Raising a registered Herford herd makes sense to Ken. He clarified, “With so many black cows in the business, Hereford’s are in demand because of their disposition, efficiency and disease resistance. We strive to produce the ‘in-demand’ black Baldie calf.” For the last four years Ken has used a pink eye ear implant with a slow release formula that has proven to be very successful. In order to produce better breeders, bull calves are worked once before weaning at 500 to 550 pounds during which time they have been developed on grass. Once weaned they are gradually introduced to a 16 percent commercial feed maxing out at 6 pounds per bull calf per day in order to promote leaner, better breeders with semen checks of 90 percent to 95 percent. They also receive another round of shots and dewormer before being sold at 13 to 14 months old.
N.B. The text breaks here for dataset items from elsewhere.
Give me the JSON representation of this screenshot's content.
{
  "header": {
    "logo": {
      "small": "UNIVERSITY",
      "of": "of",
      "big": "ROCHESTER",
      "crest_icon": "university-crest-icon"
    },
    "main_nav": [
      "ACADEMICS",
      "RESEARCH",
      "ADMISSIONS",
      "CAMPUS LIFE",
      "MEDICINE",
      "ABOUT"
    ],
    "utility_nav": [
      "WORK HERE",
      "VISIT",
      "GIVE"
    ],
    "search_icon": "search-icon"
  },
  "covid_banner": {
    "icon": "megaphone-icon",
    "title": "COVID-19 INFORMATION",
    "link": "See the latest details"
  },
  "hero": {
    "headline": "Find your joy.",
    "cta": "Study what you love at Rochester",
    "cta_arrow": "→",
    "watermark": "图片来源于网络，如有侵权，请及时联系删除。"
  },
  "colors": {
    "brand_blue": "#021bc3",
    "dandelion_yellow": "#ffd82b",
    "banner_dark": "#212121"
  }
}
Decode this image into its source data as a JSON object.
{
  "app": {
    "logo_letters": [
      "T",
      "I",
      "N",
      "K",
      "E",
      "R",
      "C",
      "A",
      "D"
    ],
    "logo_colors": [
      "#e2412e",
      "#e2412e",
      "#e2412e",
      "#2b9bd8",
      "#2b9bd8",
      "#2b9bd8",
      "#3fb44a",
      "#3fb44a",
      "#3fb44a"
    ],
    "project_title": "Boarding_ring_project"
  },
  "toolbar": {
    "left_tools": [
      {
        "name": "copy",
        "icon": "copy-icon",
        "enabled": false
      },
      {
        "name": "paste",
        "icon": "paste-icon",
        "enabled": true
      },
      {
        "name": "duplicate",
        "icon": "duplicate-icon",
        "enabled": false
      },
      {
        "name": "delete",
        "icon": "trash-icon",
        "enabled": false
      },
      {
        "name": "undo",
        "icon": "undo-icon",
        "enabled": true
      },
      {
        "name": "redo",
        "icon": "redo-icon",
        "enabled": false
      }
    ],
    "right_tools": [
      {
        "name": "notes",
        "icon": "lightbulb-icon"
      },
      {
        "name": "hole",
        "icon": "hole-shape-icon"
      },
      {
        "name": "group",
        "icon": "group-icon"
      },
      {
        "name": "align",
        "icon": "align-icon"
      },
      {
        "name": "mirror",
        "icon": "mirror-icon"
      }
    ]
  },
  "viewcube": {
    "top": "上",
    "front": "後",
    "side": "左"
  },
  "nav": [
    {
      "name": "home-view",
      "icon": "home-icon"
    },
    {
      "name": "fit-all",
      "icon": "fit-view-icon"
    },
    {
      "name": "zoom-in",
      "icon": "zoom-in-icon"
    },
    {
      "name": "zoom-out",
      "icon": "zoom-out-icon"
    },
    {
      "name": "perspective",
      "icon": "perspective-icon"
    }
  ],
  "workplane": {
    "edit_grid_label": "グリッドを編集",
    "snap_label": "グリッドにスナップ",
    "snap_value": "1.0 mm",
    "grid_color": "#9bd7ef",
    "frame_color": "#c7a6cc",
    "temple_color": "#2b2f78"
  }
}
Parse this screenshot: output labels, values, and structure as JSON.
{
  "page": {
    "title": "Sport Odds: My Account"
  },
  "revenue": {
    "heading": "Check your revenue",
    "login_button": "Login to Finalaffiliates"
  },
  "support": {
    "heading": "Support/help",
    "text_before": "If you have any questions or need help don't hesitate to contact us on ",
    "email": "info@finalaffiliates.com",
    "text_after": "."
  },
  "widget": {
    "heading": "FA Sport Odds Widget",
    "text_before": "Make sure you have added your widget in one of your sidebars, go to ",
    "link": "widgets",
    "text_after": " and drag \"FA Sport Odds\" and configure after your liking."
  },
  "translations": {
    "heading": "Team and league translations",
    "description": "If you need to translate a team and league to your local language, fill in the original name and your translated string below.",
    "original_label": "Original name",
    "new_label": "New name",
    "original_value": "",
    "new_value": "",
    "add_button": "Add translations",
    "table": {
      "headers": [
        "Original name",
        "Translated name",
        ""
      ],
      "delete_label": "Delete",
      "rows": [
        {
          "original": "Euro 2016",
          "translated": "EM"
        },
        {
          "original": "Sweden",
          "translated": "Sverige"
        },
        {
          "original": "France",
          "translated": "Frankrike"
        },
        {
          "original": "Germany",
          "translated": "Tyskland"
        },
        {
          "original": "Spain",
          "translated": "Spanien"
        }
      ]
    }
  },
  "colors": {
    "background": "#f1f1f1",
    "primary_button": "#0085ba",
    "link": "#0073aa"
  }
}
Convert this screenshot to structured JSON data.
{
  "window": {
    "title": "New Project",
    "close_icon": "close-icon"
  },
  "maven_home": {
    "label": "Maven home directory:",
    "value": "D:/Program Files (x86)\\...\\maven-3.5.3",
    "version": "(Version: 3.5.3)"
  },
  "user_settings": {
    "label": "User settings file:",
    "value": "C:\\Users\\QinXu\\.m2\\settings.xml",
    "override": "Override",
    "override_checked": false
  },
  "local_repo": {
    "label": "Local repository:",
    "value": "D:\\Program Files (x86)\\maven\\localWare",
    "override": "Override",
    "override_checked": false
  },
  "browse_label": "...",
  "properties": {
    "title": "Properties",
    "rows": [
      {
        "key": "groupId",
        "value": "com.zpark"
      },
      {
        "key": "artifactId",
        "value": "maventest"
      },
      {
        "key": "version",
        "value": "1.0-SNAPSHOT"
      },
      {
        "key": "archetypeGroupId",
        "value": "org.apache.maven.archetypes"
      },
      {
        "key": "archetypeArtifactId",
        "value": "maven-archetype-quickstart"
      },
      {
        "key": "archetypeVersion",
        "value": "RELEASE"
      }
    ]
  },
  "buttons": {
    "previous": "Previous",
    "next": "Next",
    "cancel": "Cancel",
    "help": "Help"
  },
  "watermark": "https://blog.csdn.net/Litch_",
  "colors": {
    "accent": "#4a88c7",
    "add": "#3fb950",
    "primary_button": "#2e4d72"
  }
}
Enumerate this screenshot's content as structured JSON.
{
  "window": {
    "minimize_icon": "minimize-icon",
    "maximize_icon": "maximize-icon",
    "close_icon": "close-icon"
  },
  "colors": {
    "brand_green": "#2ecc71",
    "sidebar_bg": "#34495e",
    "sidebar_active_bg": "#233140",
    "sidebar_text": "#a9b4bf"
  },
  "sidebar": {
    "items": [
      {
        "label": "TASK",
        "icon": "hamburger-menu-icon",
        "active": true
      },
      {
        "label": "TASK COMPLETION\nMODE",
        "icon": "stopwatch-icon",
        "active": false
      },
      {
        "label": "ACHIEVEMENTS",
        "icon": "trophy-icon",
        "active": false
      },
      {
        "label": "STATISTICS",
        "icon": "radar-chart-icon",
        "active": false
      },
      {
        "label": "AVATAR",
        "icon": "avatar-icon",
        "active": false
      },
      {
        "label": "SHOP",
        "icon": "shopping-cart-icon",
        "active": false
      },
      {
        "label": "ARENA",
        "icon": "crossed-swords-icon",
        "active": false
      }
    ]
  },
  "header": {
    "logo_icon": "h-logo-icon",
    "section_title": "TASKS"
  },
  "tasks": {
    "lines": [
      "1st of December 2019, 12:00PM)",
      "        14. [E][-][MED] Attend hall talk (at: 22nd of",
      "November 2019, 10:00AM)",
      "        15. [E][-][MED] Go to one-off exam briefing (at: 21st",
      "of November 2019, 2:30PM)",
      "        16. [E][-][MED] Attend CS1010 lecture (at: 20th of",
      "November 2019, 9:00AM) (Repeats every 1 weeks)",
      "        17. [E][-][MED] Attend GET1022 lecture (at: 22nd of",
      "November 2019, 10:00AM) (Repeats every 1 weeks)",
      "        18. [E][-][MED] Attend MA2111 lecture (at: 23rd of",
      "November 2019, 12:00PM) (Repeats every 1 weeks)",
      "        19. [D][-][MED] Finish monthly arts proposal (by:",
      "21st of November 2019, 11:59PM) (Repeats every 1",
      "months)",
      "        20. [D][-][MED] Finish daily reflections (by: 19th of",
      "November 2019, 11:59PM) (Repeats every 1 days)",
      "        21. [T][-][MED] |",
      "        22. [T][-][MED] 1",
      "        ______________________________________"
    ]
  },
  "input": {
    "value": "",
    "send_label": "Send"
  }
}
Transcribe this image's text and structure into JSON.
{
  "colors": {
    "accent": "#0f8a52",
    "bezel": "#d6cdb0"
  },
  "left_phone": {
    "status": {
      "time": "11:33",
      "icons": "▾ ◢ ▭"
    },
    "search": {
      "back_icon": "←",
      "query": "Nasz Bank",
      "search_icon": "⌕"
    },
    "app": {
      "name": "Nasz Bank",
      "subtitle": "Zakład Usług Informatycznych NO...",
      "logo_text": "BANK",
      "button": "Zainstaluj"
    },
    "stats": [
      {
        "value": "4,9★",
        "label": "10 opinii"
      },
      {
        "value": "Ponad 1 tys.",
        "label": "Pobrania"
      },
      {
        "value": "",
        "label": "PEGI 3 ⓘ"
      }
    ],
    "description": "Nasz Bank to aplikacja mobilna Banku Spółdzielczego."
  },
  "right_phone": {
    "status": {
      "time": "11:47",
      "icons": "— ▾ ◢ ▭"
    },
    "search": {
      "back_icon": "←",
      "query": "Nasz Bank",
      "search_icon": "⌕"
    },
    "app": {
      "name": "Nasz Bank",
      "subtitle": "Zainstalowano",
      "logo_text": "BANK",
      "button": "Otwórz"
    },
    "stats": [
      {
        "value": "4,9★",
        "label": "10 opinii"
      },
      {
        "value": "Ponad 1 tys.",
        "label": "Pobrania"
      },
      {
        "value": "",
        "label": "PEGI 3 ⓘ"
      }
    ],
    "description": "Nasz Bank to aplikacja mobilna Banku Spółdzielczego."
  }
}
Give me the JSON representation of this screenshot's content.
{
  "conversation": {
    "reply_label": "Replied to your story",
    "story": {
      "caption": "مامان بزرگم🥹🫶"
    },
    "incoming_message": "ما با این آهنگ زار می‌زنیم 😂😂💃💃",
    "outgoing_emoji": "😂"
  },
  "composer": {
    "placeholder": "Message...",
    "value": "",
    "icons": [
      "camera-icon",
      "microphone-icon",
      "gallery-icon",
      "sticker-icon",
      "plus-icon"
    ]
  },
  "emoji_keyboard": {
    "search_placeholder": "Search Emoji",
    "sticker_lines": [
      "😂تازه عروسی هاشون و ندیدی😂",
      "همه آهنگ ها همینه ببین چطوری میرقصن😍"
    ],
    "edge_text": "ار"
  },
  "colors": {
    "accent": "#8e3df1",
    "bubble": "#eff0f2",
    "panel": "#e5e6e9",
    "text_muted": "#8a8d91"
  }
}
Ken explained, “Because I raise leaner bull calves, they hold up after being sold and put to work.” Heifers are sold shortly after weaning or kept as replacement stock.
While Ken used performance testing in the past, the process is not as necessary for their current market. Rather, his current method for advertising is using Craigslist.
Another important aspect of his farming routine is changing pastures regularly thereby decreasing the need for as much fertilizer. Fertilizer cost is a more pressing issue now that he is no longer raising chickens so he anticipates switching to a commercial fertilizer.
Charla looked fondly at Ken and said, “I like everything about our country life but the best part is that Ken and I can be together, make decisions together and work with nature and what the Lord has given us. We have been fortunate, have made excellent contacts and are growing our Hereford operation.”